When old sea dogs regaled King James I with tales of the New World, Sir William Alexander listened. He noted New England, New France and New Spain. There was NO New Scotland!
In Victoria Park (Halifax, Nova Scotia), a cairn succinctly states Sir William's accomplishments:
Sir William Alexander Writer Statesman, Colonizer His efforts to create a New Scotland in the New World led to the Royal Charter of Nova Scotia, 1621 Attempts at settlement 1622-3 The creating of the Order of Knight Baronets of Nova Scotia 1624-5 The Coat-of-Arms of Nova Scotia, 1626 and the occupation of Port Royal by Scottish settlers, 1629-32
In 1621, King James granted Sir William territory between New England and Newfoundland as New Scotland (Nova Scotia). The Baronets of Nova Scotia were created, as a settlement scheme.
Nova Scotia (approximately the Maritimes today) was divided into provinces, each sub-divided into dioceses. Each diocese was divided into three counties, then each county into ten Baronies of 16,000 acres each.
Each Baronet paid 1000 merks for his Barony and 2000 merks to maintain six soldiers in the colony for two years.
Under Scots Law, Baronets "take sasine" by receiving symbolic "earth and stone" on the actual land. Part of Edinburgh Castle was deemed granted to Sir William as part of Nova Scotia. The Baronets were installed with "earth and stone" there while standing in Nova Scotia. Each received a badge on an orange ribbon, worn about the neck.
In 1629, Sir William Alexander's son brought 70 settlers to Port Royal and built Charles Fort. When the land was returned to France (1632), the Scots left.
Baronet of Nova Scotia is a hereditary title. They enjoy the privilege of wearing the arms of Nova Scotia as a badge, are addressed as Sir, and place Bt. or Bart. after their names.
Three years after Hon. Angus L. Macdonald, then Premier of Nova Scotia, unveiled a plague at Edinburgh Castle (1953) commemorating Sir William Alexander and Baronets of Nova Scotia, Menstrie Castle (Sir William's birthplace) was scheduled for demolition. Attempts to bring Menstrie Castle to Halifax failed when Scots pleaded that it remain in Scotland.
Scots, many in Nova Scotia, financed restoration of Menstrie Castle and established the Nova Scotia Commemoration Room there.
23 stones from a staircase, of which the Victoria Park cairn is constructed, are all Halifax obtained of the Castle.
Today the Nova Scotia Commemoration Room requires repair and refurbishing. The National Trust for Scotland seeks help from Nova Scotians for renovations.

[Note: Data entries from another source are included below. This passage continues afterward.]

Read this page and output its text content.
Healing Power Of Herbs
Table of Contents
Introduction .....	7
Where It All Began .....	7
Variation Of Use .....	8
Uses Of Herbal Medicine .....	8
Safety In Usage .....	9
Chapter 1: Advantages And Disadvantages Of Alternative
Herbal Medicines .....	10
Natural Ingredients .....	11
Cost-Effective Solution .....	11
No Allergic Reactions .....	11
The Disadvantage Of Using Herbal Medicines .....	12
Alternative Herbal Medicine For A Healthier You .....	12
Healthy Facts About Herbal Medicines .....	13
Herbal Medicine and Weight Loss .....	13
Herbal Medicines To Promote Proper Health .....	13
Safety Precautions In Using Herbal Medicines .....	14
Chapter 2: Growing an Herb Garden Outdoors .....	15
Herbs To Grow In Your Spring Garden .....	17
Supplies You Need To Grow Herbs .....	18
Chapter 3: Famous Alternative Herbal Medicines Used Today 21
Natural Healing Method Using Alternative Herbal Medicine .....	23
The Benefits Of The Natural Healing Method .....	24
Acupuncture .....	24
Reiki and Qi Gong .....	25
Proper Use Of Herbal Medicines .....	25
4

Boy Scouts to the rescue? Gavin Hay and Gordon Sponagle, both Venture Scouts in Menstrie, came to Nova Scotia in August 1993 to fulfill two requirements of the Duke of Edinburgh Gold Award: a hiking, canoe and biking expedition over 50 miles with other Scouts, and research of historical links between Menstrie and Nova Scotia.
Hon. T. G. D. Galbraith, Parliamentary Secretary of State for Scotland, noted: "If Menstrie castle had to go, it could not have gone to a more beautiful or appropriate place, but I am glad that it has been left standing where it has stood, impregnable, for four centuries."